The fine tuning of data (effective data enrichment and metadata handling) is a particular challenge because the quality of data is the most important prerequisite of the analytics. The clarity of the collected data and the quality of the data (metadata) enrichment process are the key points of our approach. Based on data with good enough metadata backgrounds, we can use efficient taxonomies, topic management, entity extractions, and other means in order to be able to discover a large amount of information and — very importantly — to give further ideas to the customers about what they are searching for or what they can be interested in. With the help of this information, we cannot only answer predefined questions, but we can also use the results to formulate new questions and get answers to them very quickly and efficiently.

All customers come with a different level of knowledge. What is important when taking on a new customer?

The starting point in a project is standing on the same page with our customer. At the same time, we want to give them as much experience and knowledge we have as possible, and explain how a typical information retrieval or analytics solution works, what the information is trying to show, and how they can understand it. I think that beyond the predefined business requirements, it is also important to give new ideas based on some “hidden information” we were able to discover.

When it comes to the actual data behind the media intelligence you do, what kind of data or media not currently used can be interesting in the future?

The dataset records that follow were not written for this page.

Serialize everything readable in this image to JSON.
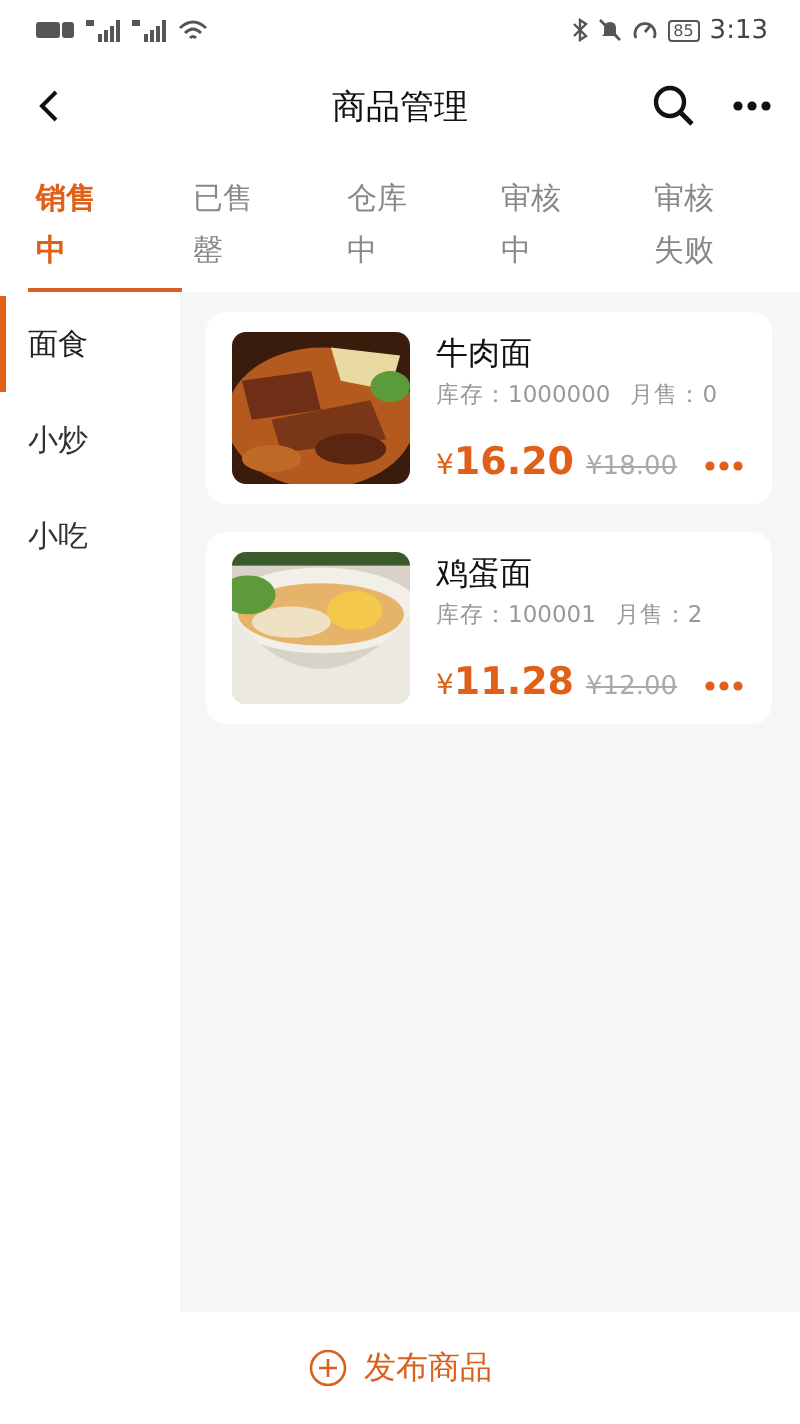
{
  "status_bar": {
    "battery": "85",
    "time": "3:13"
  },
  "header": {
    "title": "商品管理"
  },
  "tabs": [
    {
      "label": "销售中",
      "selected": true
    },
    {
      "label": "已售罄",
      "selected": false
    },
    {
      "label": "仓库中",
      "selected": false
    },
    {
      "label": "审核中",
      "selected": false
    },
    {
      "label": "审核失败",
      "selected": false
    }
  ],
  "categories": [
    {
      "label": "面食",
      "selected": true
    },
    {
      "label": "小炒",
      "selected": false
    },
    {
      "label": "小吃",
      "selected": false
    }
  ],
  "products": [
    {
      "name": "牛肉面",
      "stock": "库存：1000000",
      "sales": "月售：0",
      "currency": "¥",
      "price": "16.20",
      "original_price": "¥18.00",
      "kind": "picture"
    },
    {
      "name": "鸡蛋面",
      "stock": "库存：100001",
      "sales": "月售：2",
      "currency": "¥",
      "price": "11.28",
      "original_price": "¥12.00",
      "kind": "picture"
    }
  ],
  "add_button": {
    "label": "发布商品"
  }
}
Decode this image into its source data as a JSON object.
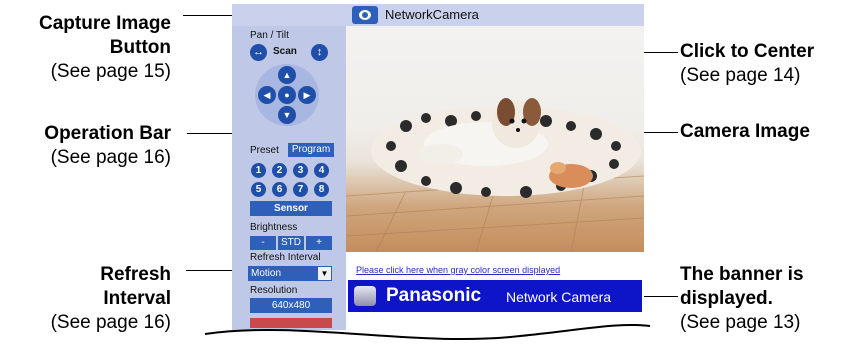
{
  "callouts": {
    "capture_title1": "Capture Image",
    "capture_title2": "Button",
    "capture_ref": "(See page 15)",
    "operation_title": "Operation Bar",
    "operation_ref": "(See page 16)",
    "refresh_title1": "Refresh",
    "refresh_title2": "Interval",
    "refresh_ref": "(See page 16)",
    "center_title": "Click to Center",
    "center_ref": "(See page 14)",
    "camimage_title": "Camera Image",
    "banner_title1": "The banner is",
    "banner_title2": "displayed.",
    "banner_ref": "(See page 13)"
  },
  "camera": {
    "title": "NetworkCamera"
  },
  "panel": {
    "pan_tilt": "Pan / Tilt",
    "scan": "Scan",
    "preset": "Preset",
    "program": "Program",
    "presets": [
      "1",
      "2",
      "3",
      "4",
      "5",
      "6",
      "7",
      "8"
    ],
    "sensor": "Sensor",
    "brightness": "Brightness",
    "bright_minus": "-",
    "bright_std": "STD",
    "bright_plus": "+",
    "refresh_label": "Refresh Interval",
    "refresh_value": "Motion",
    "resolution_label": "Resolution",
    "resolution_value": "640x480"
  },
  "link_text": "Please click here when gray color screen displayed",
  "banner": {
    "brand": "Panasonic",
    "product": "Network Camera"
  }
}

Most solutions on the market are able to handle any kind of data format coming from any kind of repositories, on premise or cloud based. On the one hand, handling the rich media content (picture, voice, video) effectively is still a challenge, especially in the case of special languages. We are continuously trying to find ideas and tricks in order to improve the quality of the speech to text processes. On the other hand, it is very important to improve the quality of AI/NLP/ML related processes, because as I have already mentioned this can be the token of the excellent results. The level of a successful automation will depend on the granularity and complexity of business demands.

Can the entire process of media intelligence be automated in the future?

I think that the short answer is yes, but the detailed, longer one is no. The basic elements and the processes around important milestones of the information management pipeline can be almost fully automated, the level of the automatisation will increase, but the detailed nuances will still play important roles, and will use ML capabilities. But they require manual corrections, improvements and considerations as well.

How do you think the media intelligence industry will change in the next 5-10 years, and what are the greatest challenges and excitements ahead?

The quality of the analytics will increase, the range and type of customers and end users will expand, and at the same time, the tasks will be more varied.

Changing customer needs pose an increasing challenge to us which won’t be easy to handle from professional nor from other points of view, although technology will also continue to evolve in the meantime as well.

Understanding the relation between the existing data contents and the customer’s business needs will remain one of the most important tokens of a successful project. Technology will help to understand this relationship more deeply.